It's hard to remember exactly when I became a junkie of Alamo Drafthouse, the hip Austin, Texas-based movie chain that finally opened a nine-screen branch in Minnesota this past week.
It might have been that time they offered a meat lover's pizza special during screenings of the original "Texas Chainsaw Massacre." Or when they served a made-up version of Elsinore beer during a "Strange Brew" revival. Or when Quentin Tarantino set up shop there for five days to personally screen obscure exploitation films from his own collection.
Or it may have simply been that first time I sat in the original one-screen Alamo Drafthouse in 1997 (when I called Austin home) and enjoyed a bowl of real queso and a quality tap beer while watching a movie, any movie. That doesn't seem so revolutionary now, but it did at the time. Maybe you have to try that queso to believe me.

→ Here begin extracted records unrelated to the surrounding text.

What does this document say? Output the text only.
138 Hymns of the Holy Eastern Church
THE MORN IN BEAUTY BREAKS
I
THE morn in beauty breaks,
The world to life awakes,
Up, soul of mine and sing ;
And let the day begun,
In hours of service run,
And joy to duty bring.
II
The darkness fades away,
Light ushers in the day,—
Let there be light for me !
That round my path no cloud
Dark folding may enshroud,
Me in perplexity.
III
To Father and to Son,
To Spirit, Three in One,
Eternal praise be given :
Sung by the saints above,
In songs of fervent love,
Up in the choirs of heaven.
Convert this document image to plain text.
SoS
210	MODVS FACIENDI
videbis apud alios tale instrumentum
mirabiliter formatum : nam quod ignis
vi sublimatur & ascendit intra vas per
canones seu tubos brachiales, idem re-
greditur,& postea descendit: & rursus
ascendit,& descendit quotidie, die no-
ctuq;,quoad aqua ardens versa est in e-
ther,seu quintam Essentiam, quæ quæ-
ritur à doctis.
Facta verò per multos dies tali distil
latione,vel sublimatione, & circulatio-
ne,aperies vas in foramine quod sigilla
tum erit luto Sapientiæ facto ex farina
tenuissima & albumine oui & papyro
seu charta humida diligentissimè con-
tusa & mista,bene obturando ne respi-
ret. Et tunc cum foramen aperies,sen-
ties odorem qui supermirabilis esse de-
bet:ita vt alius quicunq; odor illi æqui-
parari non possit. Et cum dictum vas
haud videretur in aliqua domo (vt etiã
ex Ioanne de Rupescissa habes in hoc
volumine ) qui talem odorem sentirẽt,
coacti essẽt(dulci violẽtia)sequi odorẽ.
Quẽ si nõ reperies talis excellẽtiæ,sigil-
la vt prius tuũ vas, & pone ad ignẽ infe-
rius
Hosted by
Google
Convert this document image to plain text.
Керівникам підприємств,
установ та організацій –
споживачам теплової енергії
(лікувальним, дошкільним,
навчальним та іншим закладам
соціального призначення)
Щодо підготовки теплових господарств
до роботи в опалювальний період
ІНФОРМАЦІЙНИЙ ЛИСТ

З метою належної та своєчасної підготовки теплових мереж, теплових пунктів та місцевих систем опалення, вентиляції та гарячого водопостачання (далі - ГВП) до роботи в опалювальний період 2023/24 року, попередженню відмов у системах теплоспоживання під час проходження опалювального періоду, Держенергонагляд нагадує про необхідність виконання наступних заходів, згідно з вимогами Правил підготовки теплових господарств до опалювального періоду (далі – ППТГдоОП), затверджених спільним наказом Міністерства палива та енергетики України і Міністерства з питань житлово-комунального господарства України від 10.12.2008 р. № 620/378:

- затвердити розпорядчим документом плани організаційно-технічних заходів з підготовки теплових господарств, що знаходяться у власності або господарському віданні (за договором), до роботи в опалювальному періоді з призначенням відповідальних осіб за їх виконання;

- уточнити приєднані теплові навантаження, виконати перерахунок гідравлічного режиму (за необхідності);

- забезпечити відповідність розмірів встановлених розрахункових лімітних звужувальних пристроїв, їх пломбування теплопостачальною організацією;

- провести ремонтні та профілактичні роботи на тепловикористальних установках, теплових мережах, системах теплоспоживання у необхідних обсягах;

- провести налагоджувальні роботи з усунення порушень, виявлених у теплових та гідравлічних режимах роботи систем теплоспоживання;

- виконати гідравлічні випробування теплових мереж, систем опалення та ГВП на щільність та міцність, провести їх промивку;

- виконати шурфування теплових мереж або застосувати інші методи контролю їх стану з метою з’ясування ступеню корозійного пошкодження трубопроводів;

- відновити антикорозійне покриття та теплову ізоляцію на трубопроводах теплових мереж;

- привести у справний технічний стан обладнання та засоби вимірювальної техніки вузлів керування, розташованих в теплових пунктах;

I've been such a longtime believer in the Alamo Drafthouse brand, in fact, that I've mentioned to anyone who would listen over the past decade-plus how sorely we needed to open one in Minneapolis.
But I meant Minneapolis specifically, a city that prides itself on indie culture and foodie culture, a city that's shut in six months of the year — and yet a city that is sorely lacking in a movie house half as cool as an Alamo Drafthouse.
So you can imagine how uptight I got in my tight hipster jeans when I heard the news that Minnesota's first Alamo outlet would be opening in (of all places) Woodbury.
I know Woodbury. I grew up nearby on the East Side of St. Paul. I have relatives and friends living there now. I am not going to slam Woodbury just because it's mostly a sea of chain-store retail and franchised restaurants. As if Minneapolis' Uptown area — a likelier location for an Alamo Drafthouse outlet — is all that much different from Woodbury nowadays anyway.
Seriously, hats off to the landlords at the Woodbury Lakes outdoor mall — and all Woodbury residents — on landing Minnesota's first Alamo Drafthouse. You're gonna love the place once you "get" it.